XXVIII. Malice answered by Silence.

UN paysan chargé de fagots, criait par les rues : "Gare! gare!" afin qu'on se rangeât de son passage. Un petit-maître, vêtu de soie, n'ayant point obéi à l'avertissement, eut son habit déchiré. Il courut aussitôt faire sa plainte au commissaire. Le rustique est interrogé ; mais il ouvre la bouche sans proférer une seule parole.

Etes-vous muet, mon ami? lui dit le commissaire. Non, non, monsieur, interrompit le plaignant, c'est belle malice: parce qu'il ne peut se défendre, il fait le muet; mais quand je l'ai trouvé en mon chemin, il criait comme un possédé, Gare! gare!-Eh bien, dit le commissaire, que ne vous rangiez-vous ?

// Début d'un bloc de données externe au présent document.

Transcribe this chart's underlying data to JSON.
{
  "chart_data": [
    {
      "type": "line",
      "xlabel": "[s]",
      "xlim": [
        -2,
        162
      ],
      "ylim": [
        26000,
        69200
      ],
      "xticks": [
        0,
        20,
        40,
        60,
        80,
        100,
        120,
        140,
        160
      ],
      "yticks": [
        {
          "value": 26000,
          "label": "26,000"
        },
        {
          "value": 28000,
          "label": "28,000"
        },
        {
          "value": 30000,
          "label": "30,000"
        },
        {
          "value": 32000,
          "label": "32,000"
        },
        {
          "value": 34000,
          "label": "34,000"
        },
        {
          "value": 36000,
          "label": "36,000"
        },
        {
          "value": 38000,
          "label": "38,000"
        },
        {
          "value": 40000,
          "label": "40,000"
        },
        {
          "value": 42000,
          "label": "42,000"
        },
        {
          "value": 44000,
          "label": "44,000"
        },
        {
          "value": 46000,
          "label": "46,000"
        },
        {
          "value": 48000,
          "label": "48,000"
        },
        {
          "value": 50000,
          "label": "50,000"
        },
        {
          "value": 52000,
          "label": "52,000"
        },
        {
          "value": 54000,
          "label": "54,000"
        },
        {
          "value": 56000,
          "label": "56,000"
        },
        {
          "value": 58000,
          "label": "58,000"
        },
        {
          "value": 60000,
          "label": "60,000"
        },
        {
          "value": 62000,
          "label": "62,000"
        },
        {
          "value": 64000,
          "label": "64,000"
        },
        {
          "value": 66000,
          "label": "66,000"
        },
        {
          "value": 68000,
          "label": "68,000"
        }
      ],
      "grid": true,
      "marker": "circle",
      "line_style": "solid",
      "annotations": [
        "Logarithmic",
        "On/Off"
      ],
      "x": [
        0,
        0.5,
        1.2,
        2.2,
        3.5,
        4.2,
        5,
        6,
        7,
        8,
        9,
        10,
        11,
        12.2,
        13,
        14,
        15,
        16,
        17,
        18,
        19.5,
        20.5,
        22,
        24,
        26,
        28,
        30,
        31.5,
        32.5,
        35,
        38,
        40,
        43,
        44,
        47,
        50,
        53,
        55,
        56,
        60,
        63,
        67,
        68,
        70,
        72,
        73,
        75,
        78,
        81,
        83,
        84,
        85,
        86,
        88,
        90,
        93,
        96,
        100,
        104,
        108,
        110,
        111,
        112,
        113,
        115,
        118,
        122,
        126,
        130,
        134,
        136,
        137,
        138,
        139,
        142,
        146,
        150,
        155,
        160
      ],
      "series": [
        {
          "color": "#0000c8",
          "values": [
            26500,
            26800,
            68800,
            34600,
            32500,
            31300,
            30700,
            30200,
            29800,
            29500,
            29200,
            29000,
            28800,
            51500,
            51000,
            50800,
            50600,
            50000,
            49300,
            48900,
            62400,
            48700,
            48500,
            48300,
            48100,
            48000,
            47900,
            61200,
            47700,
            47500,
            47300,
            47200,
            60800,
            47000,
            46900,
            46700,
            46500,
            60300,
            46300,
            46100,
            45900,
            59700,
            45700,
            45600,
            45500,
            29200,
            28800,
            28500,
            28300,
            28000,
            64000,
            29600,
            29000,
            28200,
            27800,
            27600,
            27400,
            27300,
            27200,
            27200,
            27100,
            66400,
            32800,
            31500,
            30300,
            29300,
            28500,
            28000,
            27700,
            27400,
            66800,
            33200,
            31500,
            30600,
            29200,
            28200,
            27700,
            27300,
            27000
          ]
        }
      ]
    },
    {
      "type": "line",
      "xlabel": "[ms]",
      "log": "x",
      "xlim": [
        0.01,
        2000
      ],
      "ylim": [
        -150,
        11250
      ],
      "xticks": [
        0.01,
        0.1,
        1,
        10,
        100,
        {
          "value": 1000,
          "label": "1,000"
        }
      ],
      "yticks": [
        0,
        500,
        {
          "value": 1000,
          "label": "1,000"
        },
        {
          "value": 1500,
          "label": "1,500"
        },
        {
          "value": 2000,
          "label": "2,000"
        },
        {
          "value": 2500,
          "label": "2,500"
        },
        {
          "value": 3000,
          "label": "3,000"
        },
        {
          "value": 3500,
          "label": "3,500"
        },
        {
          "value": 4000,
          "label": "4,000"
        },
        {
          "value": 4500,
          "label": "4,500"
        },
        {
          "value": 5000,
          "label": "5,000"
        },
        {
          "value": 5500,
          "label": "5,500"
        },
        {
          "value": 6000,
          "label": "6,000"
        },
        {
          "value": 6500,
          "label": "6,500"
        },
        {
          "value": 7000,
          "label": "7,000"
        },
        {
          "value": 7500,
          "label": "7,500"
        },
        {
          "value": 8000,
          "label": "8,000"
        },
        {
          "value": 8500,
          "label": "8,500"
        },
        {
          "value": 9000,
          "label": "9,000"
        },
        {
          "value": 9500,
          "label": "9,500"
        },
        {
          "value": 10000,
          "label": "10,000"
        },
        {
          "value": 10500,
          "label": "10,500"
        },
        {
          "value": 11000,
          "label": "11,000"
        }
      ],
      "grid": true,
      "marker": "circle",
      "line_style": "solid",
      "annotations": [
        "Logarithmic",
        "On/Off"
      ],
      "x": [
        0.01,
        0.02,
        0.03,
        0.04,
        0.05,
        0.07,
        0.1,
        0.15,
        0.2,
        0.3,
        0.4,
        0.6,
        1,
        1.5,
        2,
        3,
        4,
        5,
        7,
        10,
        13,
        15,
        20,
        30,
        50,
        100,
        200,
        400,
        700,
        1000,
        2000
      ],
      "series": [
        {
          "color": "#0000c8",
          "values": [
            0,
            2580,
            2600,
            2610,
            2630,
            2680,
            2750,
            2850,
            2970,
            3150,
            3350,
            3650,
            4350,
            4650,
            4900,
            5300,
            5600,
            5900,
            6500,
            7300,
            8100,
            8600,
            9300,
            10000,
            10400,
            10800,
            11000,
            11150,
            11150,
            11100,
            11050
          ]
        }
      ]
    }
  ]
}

XXIX. A Teacher should be free.

ARISTIPPE demandait cent drachmes pour élever le fils d'un citoyen très-riche. Cet homme, qui était avare, se récria beaucoup sur cette somme: Je pourrais, dit-il, à moins de frais, avoir un esclave habile dans les lettres, qui instruirait mon fils.-Eh bien, répondit le philosophe, achetez cet esclave: il fera bientôt de votre fils un autre lui-même, par le cœur et par les sentimens voyez quel profit! Au lieu d'un esclave, vous en aurez deux.